There’s a questionable logic at play here on behalf of the seller, who might’ve done it for a laugh, but this is something we care about. Everyone has a passion (or at least should do), and for many, it’s Doctor Who. It’s understandable that some bid on the item; nonetheless, those folk should be more wary in future. Stay sceptical. If you do find something of interest, tell the community. In fact, tell the BBC!

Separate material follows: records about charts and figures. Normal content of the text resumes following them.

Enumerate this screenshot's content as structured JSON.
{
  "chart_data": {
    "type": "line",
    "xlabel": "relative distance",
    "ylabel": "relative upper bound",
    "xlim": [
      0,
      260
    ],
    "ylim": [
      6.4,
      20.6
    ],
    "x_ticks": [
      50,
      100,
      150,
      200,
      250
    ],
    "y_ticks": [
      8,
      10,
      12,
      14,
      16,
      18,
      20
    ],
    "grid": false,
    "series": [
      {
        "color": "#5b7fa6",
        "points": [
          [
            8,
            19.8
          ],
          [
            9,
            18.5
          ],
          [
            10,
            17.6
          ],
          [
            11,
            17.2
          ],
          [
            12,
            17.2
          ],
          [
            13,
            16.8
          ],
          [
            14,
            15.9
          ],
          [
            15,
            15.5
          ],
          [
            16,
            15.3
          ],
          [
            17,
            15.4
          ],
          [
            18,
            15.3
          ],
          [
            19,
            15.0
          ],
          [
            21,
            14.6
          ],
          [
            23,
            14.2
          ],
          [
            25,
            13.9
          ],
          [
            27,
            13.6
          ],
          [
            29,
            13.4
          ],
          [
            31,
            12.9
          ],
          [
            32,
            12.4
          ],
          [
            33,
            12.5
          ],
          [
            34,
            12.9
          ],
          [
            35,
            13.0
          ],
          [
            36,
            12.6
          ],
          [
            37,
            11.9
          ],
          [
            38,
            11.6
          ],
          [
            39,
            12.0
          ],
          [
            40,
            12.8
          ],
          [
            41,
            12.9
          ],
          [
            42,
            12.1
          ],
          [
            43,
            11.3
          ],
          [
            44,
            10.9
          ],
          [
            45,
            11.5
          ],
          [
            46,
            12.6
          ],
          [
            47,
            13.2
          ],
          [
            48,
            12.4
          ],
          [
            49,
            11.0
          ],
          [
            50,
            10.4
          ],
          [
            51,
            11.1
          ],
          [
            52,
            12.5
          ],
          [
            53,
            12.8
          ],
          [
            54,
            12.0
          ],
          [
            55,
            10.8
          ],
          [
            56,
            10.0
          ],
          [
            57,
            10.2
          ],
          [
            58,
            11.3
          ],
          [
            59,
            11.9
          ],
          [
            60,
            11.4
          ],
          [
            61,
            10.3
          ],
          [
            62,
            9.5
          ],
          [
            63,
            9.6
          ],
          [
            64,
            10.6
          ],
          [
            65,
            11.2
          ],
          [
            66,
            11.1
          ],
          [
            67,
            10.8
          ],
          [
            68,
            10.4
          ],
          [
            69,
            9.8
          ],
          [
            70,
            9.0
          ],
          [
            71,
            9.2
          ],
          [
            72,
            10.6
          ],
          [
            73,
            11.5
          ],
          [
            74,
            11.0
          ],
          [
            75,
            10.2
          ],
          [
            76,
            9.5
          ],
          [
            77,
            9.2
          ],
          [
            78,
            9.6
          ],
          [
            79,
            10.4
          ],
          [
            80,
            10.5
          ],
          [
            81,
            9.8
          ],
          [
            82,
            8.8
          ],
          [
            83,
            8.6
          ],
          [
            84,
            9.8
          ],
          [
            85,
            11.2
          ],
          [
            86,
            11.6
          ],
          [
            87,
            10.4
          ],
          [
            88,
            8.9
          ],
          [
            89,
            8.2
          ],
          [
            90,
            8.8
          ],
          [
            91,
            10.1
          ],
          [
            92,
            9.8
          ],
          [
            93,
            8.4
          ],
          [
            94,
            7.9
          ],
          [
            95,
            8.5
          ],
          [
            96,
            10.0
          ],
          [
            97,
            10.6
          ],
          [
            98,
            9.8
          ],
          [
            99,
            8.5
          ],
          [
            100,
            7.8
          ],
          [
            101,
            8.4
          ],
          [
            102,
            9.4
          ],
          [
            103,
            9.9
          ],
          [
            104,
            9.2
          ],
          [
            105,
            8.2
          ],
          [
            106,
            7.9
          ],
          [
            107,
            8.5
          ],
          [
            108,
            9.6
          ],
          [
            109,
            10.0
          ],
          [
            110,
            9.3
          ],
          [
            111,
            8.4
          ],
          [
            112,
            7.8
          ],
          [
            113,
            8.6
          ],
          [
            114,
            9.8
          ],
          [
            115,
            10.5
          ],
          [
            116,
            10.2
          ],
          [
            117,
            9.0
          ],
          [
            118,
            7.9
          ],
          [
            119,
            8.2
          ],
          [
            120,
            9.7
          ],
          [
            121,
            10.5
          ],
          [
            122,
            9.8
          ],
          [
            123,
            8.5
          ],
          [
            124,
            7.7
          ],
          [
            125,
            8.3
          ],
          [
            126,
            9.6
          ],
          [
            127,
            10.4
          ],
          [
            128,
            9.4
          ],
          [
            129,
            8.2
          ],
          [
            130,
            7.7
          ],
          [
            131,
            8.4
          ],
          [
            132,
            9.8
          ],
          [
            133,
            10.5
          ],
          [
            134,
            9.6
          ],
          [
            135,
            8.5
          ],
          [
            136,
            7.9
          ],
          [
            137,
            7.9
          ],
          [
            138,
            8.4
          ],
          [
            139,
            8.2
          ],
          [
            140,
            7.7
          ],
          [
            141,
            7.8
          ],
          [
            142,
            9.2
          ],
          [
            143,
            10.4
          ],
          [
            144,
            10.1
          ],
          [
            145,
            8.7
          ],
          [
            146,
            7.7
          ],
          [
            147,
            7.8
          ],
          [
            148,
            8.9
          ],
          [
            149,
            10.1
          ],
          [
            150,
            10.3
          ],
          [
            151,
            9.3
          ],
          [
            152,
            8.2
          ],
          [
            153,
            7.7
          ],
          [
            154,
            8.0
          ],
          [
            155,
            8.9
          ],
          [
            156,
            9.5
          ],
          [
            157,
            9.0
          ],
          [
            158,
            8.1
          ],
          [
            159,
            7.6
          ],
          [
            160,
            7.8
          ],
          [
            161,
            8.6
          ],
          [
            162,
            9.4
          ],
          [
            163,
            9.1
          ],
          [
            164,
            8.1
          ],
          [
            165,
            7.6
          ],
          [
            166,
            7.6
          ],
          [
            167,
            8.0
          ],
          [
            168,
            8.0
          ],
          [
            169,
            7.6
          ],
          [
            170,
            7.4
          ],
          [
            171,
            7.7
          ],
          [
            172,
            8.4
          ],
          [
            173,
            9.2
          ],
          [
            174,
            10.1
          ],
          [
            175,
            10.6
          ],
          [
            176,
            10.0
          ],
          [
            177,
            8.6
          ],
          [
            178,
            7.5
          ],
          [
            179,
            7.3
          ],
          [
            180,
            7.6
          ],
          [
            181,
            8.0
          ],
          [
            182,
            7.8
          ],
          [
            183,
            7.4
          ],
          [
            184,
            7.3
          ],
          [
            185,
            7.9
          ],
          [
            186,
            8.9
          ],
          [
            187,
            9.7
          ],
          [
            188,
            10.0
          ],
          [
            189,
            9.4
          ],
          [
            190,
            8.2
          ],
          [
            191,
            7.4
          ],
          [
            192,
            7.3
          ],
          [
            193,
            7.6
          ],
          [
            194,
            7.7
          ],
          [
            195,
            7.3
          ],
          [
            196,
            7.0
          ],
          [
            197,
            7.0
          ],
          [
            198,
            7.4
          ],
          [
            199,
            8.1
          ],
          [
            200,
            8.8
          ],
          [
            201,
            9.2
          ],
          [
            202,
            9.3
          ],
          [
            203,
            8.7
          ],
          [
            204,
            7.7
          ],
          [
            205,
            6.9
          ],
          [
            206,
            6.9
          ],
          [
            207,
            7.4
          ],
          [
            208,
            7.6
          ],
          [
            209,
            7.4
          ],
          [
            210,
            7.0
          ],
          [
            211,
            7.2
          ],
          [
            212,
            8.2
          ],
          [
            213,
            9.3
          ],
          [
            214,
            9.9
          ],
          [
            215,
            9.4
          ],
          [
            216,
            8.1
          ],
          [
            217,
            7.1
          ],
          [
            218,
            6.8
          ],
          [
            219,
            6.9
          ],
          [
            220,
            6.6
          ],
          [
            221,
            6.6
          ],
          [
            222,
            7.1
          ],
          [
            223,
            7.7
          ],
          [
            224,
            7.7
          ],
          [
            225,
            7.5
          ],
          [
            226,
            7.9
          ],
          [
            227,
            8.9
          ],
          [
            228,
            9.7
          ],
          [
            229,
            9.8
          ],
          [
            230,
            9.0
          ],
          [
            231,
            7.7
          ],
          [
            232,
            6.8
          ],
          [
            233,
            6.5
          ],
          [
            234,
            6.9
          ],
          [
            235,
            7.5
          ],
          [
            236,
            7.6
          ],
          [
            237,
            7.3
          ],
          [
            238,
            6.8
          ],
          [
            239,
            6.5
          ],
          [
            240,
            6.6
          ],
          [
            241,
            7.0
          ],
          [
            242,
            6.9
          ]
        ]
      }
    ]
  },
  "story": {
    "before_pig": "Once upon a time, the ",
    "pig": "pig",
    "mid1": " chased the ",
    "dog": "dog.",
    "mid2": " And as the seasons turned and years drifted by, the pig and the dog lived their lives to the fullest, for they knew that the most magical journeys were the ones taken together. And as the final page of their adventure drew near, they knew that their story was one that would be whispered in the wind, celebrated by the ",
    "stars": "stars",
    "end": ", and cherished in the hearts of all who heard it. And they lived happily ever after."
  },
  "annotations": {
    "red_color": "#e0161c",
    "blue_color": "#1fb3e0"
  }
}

That’s what anyone who ever finds a missing episode should do. No matter what grievances you may have – with the BBC, with fandom, with whoever – if you find something, alert the BBC. Because we’re an appreciative (mostly) community of dedicated individuals, who would love for even one episode to be returned. The BBC will probably pay pretty well to have that sort of thing back in their archives too: I’ve no proof of that because I’ve never been lucky enough to find a missing serial, but otherwise, Phillip Morris wouldn’t have the money to travel around the world, discovering, for example, rare reels in Nigeria containing The Enemy of the World and The Web of Fear.
If you find someone selling a missing episode on eBay, question why they’ve not already approached the Beeb. Contact the seller. Tell them the BBC would likely be interested. Maybe they’re not aware of how valuable 1960s Doctor Who stories are. Maybe it’s a fake listing.
Sadly, in this case, it was exactly that. A hoax. But I remain hopeful that one day, more shall be returned.